On April 26, the 2020 National Academy of Science (NAS) Award for the Industrial Application of Science was awarded to Shuji Nakamura, a professor in the department of materials at UC Santa Barbara (UCSB).

This year’s award was meant to highlight achievements in the field of sustainability. The triennial award honored Nakamura for his “pioneering discoveries, synthesis and commercial development of gallium nitride LEDs [light-emitting diodes] and their use in sustainable solid state light sources, which are reducing global greenhouse gas emissions while also reducing cost to those adopting this technology,” said NAS President Marcia McNutt.

Nakamura said it was a great honor to receive the award and went on to thank the support of Chancellor Henry T. Yang as well as faculty and staff at UCSB.

“LED light bulbs are more than 10 times more efficient than conventional incandescent light bulbs, and they last for 50 years. At their current adoption rate, by 2020, LEDs could reduce the world’s need for electricity by the equivalent of nearly 60 nuclear power plants,” Nakamura said.

Nakamura invented high energy efficient blue LEDs while working at the Japanese company Nichia Corporation in 1992. Although red and green LEDs had been around for many years, blue LEDs were the last piece of the puzzle needed to produce white light. He experimented on gallium nitride, which at the time was hard to produce, and eventually created the high brightness gallium nitride (GaN) blue LED lights. A year later, he and Nichia worked together to begin mass producing the world’s first white LED lights.

His discoveries led to a LED lighting revolution in the following decades, and LEDs are now commonly used in smartphones, computers, and TV displays, as well as various kinds of lighting. Nakamura, along with engineers Isamu Akasaki and Hiroshi Amano, received the 2014 Nobel Prize in physics for their work on blue LEDs.
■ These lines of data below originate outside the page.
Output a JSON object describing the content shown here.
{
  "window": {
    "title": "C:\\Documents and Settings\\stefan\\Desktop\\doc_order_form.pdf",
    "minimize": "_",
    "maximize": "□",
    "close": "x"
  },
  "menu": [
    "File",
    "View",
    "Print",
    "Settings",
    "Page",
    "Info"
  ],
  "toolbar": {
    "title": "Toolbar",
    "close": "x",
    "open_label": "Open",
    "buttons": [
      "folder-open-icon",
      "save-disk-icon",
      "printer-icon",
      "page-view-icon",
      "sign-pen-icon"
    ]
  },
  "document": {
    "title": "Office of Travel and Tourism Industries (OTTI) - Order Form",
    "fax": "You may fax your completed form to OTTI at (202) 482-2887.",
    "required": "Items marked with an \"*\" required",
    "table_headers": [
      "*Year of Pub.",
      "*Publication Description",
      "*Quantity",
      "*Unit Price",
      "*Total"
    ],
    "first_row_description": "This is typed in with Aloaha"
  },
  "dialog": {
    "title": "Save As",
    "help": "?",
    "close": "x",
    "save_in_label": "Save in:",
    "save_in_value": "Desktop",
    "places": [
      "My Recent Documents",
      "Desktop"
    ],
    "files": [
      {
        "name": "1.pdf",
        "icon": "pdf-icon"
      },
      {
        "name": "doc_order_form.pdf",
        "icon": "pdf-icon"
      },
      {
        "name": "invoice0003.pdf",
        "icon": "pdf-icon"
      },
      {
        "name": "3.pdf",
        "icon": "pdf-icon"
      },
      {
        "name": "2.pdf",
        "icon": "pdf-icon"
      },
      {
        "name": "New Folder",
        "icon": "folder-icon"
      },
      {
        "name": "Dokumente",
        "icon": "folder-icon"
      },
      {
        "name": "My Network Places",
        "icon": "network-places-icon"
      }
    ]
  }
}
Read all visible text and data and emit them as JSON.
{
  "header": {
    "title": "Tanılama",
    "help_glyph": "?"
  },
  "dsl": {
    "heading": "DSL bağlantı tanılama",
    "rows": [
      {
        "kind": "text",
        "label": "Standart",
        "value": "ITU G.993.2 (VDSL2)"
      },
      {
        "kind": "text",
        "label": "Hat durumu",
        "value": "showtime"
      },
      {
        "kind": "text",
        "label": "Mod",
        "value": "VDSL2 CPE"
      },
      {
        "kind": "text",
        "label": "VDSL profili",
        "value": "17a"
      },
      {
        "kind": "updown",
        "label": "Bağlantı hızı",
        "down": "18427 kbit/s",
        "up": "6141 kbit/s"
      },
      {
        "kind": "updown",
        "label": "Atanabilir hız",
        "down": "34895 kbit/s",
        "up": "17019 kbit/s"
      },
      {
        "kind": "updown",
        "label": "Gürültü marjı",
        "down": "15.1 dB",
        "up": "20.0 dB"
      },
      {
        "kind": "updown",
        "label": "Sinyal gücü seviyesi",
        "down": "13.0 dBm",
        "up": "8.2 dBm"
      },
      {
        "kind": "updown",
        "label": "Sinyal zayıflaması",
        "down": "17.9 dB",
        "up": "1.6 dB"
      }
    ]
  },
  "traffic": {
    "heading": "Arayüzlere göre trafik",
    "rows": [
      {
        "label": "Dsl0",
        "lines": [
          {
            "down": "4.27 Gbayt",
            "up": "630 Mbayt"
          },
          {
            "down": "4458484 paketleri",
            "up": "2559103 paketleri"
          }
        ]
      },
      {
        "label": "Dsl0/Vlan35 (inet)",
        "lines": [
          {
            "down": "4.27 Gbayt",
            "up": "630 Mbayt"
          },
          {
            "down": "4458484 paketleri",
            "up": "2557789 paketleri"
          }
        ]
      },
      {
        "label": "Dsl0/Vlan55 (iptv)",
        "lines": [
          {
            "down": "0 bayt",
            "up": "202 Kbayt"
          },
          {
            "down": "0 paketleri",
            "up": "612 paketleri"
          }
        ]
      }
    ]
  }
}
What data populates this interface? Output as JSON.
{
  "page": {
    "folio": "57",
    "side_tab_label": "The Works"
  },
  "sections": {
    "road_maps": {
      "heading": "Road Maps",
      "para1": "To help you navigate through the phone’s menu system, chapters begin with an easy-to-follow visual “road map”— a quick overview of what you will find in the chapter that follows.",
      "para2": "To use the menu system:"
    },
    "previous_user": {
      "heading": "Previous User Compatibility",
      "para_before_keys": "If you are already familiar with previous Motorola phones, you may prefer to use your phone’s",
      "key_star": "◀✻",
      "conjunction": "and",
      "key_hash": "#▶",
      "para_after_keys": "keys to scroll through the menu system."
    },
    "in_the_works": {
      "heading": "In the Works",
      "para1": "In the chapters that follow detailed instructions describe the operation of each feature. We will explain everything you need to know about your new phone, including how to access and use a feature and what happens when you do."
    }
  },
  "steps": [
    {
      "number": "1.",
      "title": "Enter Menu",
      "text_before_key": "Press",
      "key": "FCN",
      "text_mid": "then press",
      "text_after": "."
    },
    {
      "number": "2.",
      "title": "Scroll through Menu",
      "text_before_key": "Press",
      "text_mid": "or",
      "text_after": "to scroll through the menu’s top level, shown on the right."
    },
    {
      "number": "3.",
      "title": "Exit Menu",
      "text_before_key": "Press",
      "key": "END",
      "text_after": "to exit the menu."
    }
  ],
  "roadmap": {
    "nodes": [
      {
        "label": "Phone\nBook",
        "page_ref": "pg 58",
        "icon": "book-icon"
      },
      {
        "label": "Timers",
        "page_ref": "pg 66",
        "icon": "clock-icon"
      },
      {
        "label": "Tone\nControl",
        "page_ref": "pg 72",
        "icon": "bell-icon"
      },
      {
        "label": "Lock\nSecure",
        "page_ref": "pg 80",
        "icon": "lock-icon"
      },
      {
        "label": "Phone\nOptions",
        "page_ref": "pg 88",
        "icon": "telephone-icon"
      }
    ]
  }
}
In 2000, Nakamura was hired at UCSB and is now the director of the Solid State Lighting & Energy Electronics Center.

In an interview with The Bottom Line (TBL), Nakamura said he has continued his research on LEDs  in hopes of making them  even more energy efficient. Nakamura has also continued his research on blue laser diodes (which he invented in 1995), and leads Soraa Laser Diode — a company he co-founded — in developing Li-Fi, a laser communication technology many times faster than 5G and 100 times faster than WiFi that has a wide range of applications including data transmission in self-driving cars. 

Nakamura told TBL that he is currently developing ultraviolet (UVC) LED lights, a technology commonly used to disinfect surfaces and kill bacteria; his research has been ongoing for years at UCSB, but it recently gained a lot of attention due to the pandemic. 

“You get all kinds of phone calls from all over the world right now about UVC research,” said Nakamura.

Nakamura’s UVC LED lights have a targeted wavelength of 280 nm, capable of killing most bacteria and viruses, including COVID-19. The technology is effective in sterilizing objects such as personal protective equipment, but it is still not safe on humans, at least for now. Labs all over the world are now researching the technology, and he remains optimistic of its future, “I think UVC LED is the best way to [fight] against all kinds of viruses,” said Nakamura. 

Nakamura has also received numerous awards for his work, including the Nishina Memorial Prize, Benjamin Franklin Medal Award, Materials Research Society Medal Award, Global Energy Prize, and many more. 

He is a fellow of the National Academy of Engineering and the National Academy of Inventors, and holds more than 200 U.S. patents and more than 175 Japanese patents.